Il ne restait plus beaucoup de jours avant la fête de Pessa’h. Surie se demandait comment elle pourrait survivre pendant huit jours, sans consommer sa ration quotidienne de pain.
Messirouth nefech” est un concept qui de nos jours – où nous cherchons le plus souvent le plaisir immédiat – est difficile à comprendre. Cependant, je pense que les communautés religieuses florissantes d’aujourd’hui représentent une conséquence directe du “messirouth nefech” des générations précédentes dans le domaine de la religion. De fait, ces générations ont choisi la vie – la vie éternelle – et ont élevé des générations de juifs qui sont fiers de suivre le chemin de la Tora. De nos jours, les choix à faire sont nettement plus subtils qu’ils l’étaient auparavant. Pour autant, ces choix auront également une influence profonde sur les générations futures.
Même si l’histoire que nous allons raconter s’est déroulée pendant la fête de Pessa’h (Pâques), l’idée maîtresse de l’histoire – la lutte du petit nombre opposé au grand, ainsi que la pureté de la Tora versus la philosophie du laisser-aller – devrait nous être une source d’inspiration pour toute l’année.  
Lorsque Surie Minzer fut arrachée de sa famille bien aimée – dans la ville de Yowosna – pour être conduite au camp de travail “Hannesdorf ” en Tchécoslovaquie, elle se trouva subitement dans un monde différent de celui qu’elle avait connu jusqu’alors. En un instant – particulièrement cruel – elle fut coupée de tout ce qui lui était cher et elle devint un esclave sans nom qui devait travailler pour aider les allemands dans l’effort de la guerre.

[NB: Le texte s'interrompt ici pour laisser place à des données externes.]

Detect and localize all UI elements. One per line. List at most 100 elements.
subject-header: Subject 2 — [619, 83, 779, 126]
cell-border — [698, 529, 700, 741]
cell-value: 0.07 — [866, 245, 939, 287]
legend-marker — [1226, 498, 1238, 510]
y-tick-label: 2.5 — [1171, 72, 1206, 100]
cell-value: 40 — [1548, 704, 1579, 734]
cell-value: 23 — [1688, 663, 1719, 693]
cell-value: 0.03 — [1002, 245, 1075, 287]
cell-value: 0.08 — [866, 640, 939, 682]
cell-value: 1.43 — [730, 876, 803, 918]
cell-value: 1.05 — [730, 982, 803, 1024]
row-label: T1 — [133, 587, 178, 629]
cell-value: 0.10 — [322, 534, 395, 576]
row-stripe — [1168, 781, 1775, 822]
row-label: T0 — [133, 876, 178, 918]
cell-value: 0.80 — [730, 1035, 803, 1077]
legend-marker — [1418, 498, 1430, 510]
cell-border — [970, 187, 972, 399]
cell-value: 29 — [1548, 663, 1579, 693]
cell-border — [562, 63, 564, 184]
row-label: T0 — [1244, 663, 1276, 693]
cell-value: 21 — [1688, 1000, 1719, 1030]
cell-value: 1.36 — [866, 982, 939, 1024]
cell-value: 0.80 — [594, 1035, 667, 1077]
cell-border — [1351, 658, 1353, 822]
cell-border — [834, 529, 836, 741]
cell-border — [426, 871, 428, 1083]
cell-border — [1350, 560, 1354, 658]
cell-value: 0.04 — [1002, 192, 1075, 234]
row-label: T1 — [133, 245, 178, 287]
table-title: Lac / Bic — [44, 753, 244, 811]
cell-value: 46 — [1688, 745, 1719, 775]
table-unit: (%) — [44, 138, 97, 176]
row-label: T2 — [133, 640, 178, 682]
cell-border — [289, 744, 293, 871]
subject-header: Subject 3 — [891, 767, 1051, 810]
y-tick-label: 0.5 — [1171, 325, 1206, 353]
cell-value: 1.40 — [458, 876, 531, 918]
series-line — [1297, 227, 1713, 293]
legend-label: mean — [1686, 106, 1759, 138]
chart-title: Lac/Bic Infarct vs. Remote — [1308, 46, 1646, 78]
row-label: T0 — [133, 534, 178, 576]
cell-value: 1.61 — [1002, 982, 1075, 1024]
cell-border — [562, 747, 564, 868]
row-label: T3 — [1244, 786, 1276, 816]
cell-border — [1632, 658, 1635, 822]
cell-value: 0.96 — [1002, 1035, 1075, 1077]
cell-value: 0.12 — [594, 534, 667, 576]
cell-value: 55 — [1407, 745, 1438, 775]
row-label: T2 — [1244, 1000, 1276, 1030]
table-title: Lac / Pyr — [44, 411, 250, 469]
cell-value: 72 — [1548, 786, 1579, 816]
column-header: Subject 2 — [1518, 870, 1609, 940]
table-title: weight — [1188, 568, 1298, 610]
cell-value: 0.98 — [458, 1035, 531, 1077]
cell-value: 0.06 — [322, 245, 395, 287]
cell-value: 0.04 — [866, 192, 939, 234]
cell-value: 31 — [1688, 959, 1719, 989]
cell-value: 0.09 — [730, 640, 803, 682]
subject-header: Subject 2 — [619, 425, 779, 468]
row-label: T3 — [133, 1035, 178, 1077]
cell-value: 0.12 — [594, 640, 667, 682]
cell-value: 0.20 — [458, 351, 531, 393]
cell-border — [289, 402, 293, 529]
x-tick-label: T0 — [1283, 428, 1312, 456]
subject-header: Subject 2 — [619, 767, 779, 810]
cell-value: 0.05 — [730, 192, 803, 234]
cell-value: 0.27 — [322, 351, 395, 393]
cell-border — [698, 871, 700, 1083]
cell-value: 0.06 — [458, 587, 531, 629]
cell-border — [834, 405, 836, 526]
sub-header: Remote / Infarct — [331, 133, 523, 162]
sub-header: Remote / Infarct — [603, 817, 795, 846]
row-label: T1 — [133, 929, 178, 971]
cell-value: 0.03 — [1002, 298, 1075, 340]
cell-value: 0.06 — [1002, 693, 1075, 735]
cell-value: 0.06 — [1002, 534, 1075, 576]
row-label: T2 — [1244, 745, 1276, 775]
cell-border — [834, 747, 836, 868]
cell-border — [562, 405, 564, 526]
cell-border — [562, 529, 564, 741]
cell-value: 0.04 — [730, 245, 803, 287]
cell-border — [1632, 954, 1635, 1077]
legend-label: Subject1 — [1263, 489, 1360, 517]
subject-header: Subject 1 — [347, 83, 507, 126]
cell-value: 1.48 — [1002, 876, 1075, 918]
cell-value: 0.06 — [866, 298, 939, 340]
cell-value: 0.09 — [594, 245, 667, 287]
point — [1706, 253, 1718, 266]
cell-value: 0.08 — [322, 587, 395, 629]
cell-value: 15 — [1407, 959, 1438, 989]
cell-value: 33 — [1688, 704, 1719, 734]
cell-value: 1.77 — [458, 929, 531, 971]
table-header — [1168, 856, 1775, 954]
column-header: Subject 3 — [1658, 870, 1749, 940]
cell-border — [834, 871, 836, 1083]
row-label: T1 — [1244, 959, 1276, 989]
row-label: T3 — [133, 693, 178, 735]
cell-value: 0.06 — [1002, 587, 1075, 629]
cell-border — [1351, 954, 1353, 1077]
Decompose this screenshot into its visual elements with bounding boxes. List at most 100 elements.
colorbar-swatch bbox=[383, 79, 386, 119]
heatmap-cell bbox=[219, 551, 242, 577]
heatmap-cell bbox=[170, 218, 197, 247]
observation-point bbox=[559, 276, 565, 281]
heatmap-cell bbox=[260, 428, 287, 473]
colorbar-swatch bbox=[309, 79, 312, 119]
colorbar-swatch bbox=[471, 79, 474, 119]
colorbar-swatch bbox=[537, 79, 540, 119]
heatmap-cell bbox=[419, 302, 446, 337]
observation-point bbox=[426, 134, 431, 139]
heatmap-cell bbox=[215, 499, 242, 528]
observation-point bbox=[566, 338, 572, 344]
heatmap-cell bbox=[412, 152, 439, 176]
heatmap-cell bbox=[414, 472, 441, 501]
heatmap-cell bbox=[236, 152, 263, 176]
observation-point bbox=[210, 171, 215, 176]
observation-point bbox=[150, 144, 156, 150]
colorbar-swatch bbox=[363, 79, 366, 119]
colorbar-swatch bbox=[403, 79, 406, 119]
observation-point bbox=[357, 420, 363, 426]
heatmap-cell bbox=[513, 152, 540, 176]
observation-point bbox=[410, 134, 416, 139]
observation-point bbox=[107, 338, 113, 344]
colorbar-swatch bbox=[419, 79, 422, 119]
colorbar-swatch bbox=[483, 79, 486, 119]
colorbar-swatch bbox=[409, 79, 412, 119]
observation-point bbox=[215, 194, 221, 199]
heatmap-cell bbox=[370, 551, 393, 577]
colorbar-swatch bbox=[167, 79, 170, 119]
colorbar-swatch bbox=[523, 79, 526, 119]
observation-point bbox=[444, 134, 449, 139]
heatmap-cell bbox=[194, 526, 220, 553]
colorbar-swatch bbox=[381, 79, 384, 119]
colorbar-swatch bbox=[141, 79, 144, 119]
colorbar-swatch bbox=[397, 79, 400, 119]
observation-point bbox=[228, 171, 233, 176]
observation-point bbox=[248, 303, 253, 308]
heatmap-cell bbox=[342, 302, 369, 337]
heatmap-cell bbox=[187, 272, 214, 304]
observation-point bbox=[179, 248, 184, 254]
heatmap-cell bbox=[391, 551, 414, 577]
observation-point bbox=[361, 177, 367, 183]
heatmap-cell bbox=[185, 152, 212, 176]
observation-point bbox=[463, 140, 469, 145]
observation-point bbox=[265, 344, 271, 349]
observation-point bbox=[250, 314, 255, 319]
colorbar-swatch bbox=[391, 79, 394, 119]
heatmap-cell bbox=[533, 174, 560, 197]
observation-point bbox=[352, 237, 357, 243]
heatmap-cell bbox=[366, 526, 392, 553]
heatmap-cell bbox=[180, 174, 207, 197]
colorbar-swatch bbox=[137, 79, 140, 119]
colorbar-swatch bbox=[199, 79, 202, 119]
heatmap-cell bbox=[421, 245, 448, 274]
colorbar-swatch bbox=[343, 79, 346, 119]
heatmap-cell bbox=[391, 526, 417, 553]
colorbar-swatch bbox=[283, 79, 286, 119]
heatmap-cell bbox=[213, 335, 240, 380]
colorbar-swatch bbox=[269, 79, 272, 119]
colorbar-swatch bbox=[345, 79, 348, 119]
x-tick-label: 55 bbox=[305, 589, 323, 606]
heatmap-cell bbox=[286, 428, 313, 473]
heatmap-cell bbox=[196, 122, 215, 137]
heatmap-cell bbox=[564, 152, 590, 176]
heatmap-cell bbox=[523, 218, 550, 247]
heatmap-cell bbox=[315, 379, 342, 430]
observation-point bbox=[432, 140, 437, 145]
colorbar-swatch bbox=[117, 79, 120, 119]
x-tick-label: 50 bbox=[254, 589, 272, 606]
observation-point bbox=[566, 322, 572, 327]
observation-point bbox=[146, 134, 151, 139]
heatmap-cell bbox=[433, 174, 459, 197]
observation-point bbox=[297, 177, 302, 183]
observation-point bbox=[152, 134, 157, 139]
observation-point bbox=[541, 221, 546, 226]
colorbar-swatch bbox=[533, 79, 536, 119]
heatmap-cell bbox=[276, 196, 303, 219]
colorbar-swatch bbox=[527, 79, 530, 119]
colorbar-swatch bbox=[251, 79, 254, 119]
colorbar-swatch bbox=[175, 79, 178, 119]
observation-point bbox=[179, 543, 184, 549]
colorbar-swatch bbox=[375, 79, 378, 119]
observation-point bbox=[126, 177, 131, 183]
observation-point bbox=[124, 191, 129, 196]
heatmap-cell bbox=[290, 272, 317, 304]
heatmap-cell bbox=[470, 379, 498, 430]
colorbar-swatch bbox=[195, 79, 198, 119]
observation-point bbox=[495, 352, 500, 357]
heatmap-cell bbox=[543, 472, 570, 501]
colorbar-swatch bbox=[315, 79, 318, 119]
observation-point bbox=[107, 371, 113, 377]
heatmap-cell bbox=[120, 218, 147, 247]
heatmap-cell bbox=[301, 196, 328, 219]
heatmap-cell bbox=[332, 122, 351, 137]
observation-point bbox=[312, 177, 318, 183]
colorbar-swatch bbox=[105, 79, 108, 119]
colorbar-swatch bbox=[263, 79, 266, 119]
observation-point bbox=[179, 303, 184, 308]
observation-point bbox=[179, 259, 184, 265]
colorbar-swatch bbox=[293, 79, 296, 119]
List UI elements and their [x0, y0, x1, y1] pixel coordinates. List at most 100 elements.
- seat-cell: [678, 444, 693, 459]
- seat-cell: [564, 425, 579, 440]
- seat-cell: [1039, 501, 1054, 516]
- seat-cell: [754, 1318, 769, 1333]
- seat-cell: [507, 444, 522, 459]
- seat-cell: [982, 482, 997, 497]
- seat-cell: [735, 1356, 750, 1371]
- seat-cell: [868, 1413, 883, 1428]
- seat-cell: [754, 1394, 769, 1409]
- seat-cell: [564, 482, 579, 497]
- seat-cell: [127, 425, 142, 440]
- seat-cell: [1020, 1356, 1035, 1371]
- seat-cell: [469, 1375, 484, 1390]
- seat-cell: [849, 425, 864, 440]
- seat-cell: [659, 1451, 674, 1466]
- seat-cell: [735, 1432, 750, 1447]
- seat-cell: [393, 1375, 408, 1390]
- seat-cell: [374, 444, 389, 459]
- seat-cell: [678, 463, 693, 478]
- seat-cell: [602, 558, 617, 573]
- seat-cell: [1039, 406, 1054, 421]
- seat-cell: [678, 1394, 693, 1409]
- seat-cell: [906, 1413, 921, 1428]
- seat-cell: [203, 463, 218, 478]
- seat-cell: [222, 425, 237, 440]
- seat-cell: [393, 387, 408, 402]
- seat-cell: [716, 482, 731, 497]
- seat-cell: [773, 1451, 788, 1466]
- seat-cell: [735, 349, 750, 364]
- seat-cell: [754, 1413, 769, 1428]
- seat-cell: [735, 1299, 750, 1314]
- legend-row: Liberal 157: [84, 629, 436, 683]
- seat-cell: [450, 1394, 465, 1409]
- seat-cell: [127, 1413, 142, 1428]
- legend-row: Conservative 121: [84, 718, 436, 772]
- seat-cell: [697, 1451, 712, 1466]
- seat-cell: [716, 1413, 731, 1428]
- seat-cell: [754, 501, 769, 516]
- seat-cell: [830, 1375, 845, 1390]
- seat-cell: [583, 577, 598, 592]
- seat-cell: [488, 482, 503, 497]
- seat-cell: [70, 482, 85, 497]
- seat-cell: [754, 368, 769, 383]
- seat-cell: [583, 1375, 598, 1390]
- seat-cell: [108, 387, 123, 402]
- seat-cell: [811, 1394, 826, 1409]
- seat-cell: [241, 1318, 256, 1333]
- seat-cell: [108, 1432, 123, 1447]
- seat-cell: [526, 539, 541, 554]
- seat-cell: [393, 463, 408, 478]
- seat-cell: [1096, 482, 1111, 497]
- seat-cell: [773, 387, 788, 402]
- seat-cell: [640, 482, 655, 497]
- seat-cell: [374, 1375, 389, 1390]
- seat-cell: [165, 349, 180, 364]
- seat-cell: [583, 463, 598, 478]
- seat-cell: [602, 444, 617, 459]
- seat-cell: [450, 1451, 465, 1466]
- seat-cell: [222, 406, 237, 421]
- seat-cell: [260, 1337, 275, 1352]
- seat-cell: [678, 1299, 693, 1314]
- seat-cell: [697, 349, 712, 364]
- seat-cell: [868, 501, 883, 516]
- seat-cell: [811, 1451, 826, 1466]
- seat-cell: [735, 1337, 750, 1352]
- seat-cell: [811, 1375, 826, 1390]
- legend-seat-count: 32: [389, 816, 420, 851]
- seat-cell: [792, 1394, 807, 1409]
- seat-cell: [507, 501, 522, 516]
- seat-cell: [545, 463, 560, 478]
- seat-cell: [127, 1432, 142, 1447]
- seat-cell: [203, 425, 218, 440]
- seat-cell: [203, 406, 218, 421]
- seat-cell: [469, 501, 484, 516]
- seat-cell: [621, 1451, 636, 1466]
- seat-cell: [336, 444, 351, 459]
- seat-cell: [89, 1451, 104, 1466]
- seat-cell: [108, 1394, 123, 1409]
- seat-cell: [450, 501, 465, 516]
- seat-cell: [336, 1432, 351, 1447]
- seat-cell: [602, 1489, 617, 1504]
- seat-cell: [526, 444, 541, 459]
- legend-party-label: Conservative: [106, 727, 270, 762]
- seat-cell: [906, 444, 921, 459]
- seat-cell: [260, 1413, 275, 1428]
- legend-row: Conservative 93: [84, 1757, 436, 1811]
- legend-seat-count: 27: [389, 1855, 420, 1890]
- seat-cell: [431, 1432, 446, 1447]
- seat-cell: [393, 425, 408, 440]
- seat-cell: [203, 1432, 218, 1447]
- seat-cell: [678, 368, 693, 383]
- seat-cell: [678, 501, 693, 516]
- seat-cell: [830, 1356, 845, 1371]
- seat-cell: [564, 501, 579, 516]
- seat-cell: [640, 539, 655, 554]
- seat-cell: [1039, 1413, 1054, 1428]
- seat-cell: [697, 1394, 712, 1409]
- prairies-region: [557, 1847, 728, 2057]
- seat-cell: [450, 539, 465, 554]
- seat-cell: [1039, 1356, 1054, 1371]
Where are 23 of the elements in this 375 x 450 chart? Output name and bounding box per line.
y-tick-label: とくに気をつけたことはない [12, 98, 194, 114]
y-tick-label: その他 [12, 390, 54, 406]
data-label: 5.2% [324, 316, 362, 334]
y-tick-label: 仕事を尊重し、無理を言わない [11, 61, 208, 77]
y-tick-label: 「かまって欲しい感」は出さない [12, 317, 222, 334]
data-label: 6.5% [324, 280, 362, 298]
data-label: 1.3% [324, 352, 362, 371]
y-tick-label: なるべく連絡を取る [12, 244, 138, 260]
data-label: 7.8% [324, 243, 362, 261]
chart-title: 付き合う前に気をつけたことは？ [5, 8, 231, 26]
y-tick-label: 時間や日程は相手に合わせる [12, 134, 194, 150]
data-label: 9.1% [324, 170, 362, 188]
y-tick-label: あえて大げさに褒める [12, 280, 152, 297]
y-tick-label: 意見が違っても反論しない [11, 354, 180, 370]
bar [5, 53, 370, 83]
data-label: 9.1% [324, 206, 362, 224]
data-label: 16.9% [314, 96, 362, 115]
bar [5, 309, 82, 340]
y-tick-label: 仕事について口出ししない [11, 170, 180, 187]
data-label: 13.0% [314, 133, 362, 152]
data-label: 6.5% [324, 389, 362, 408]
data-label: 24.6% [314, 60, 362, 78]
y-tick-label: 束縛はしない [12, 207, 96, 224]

Cependant, Surie pouvait se considérer chanceuse: les allemands l’avaient autorisée à amener avec elle quelques objets personnels: un sidour (livre de prières), son journal intime, quelques vêtements. Elle savait également qu’elle avait encore une famille et que les membres de celle-ci l’aimaient énormément. Plus important encore: elle avait hérité d’une foi solide et extrêmement forte en Hachem. Elle savait que même dans l’enfer sur terre où elle se trouvait, Il était avec elle et que peu importe ce qui allait se passer, Il ne la quitterait jamais. De savoir cela, lui donna la force de survivre.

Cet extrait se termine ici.